Niestety, wpływowy promotor Kini, Edward Miszczak ma obecnie własne problemy. Nie zdołał utrzymać ogladalności na zadowalającym poziomie i musiał zrezygnować z wiceprezesury. Nadal pozostał dyrektorem programowym stacji, ale jego wpływy znacznie zmalały. Wszyscy jego protegowani poczuli się trochę niepewnie.
Rusin uważająca się za osobę nie do ruszenia, dostanie wkrótce konkurentkę w osobie Moniki Richardson.
Już podczas jej udziału w show "Taniec z gwiazdami" szefostwo sprawdzało reakcję widzów na osobę Moniki - mówi pracownik TVN. Jak się okazało, wtedy była jedną z najbardziej ulubionych gwiazd w programie.
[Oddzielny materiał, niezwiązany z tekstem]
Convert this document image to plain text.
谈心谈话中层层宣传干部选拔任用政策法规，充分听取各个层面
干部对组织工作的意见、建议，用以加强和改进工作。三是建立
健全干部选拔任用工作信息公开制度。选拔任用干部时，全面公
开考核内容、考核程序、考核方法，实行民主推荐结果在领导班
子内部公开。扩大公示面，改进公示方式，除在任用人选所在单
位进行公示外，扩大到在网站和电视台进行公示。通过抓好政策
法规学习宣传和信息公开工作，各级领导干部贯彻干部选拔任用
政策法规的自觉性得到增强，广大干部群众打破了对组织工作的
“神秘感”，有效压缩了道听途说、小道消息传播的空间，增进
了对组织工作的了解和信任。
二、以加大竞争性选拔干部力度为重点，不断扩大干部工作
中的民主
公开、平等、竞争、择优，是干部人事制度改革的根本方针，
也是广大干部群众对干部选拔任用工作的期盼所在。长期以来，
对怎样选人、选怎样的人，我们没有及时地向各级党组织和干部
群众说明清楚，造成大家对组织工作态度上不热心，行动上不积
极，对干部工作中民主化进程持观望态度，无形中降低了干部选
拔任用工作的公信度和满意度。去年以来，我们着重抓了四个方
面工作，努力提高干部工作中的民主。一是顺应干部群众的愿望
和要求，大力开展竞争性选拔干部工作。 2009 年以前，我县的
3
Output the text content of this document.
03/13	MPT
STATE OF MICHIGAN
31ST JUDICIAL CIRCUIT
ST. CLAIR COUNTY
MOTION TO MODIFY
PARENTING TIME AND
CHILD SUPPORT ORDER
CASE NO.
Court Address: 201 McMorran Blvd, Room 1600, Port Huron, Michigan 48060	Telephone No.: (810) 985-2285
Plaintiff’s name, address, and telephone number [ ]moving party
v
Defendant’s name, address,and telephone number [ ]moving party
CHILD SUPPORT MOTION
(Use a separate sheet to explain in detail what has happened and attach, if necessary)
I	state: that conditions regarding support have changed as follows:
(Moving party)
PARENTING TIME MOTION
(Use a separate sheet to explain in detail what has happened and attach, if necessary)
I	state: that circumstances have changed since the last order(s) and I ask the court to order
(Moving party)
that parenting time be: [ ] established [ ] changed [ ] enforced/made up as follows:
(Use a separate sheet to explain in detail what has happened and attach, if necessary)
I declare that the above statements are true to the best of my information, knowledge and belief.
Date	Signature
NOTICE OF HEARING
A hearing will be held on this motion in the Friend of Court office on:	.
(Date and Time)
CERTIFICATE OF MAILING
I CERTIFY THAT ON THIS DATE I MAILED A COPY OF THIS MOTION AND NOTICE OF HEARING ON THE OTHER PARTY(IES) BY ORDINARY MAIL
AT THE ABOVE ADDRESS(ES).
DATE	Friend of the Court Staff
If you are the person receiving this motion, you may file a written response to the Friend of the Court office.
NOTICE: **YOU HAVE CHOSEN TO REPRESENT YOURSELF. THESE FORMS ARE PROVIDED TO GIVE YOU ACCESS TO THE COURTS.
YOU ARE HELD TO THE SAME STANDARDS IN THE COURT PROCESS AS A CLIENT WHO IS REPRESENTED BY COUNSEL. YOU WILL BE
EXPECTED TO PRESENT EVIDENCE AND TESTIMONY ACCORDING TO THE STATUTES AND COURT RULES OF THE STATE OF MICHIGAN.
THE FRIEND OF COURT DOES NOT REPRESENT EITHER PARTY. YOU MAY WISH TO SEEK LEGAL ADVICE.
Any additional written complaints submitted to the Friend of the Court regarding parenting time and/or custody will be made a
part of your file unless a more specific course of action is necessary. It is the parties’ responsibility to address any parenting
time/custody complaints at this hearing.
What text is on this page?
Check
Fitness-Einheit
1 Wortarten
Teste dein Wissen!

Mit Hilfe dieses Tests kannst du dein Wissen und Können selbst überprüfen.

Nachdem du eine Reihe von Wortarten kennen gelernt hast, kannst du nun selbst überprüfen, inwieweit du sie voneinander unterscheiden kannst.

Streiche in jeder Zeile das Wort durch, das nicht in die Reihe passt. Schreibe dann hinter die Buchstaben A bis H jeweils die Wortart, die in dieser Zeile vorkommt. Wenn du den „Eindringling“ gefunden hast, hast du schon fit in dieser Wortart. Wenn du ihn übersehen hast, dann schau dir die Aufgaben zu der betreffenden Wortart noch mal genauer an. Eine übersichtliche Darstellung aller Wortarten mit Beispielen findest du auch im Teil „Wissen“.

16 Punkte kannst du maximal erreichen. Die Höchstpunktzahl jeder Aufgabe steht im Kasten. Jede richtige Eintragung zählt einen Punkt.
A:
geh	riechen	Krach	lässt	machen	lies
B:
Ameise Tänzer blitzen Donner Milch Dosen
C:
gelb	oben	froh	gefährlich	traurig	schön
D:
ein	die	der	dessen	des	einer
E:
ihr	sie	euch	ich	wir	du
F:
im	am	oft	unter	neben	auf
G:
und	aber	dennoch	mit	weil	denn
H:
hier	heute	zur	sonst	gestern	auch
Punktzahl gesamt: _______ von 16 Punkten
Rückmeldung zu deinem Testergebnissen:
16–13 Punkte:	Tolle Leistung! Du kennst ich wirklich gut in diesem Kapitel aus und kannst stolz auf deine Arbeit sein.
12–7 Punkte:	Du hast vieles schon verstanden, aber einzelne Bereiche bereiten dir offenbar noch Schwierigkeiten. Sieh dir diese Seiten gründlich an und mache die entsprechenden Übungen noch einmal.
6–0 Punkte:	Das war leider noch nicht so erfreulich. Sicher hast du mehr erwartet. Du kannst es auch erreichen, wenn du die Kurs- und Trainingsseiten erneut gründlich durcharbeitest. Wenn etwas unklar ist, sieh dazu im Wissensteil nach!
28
Na dodatek Richardson okazuje się być znacznie tańsza. Potrafi mizdrzyć się do kamery równie dobrze jak Kinga za znacznie niższą stawkę. Rusin zarabia obecnie około 50 tysięcy złotych miesięcznie. Bezrobotna Richardson chętnie zgodziła się na 30. A w rankingach popularności wyprzedza Kinię o całe trzy miejsca. Rusin natomiast świetnie sobie radzi w rankingach najmniej lubianych prezenterów. Nigdy nie wypada z pierwszej dwudziestki...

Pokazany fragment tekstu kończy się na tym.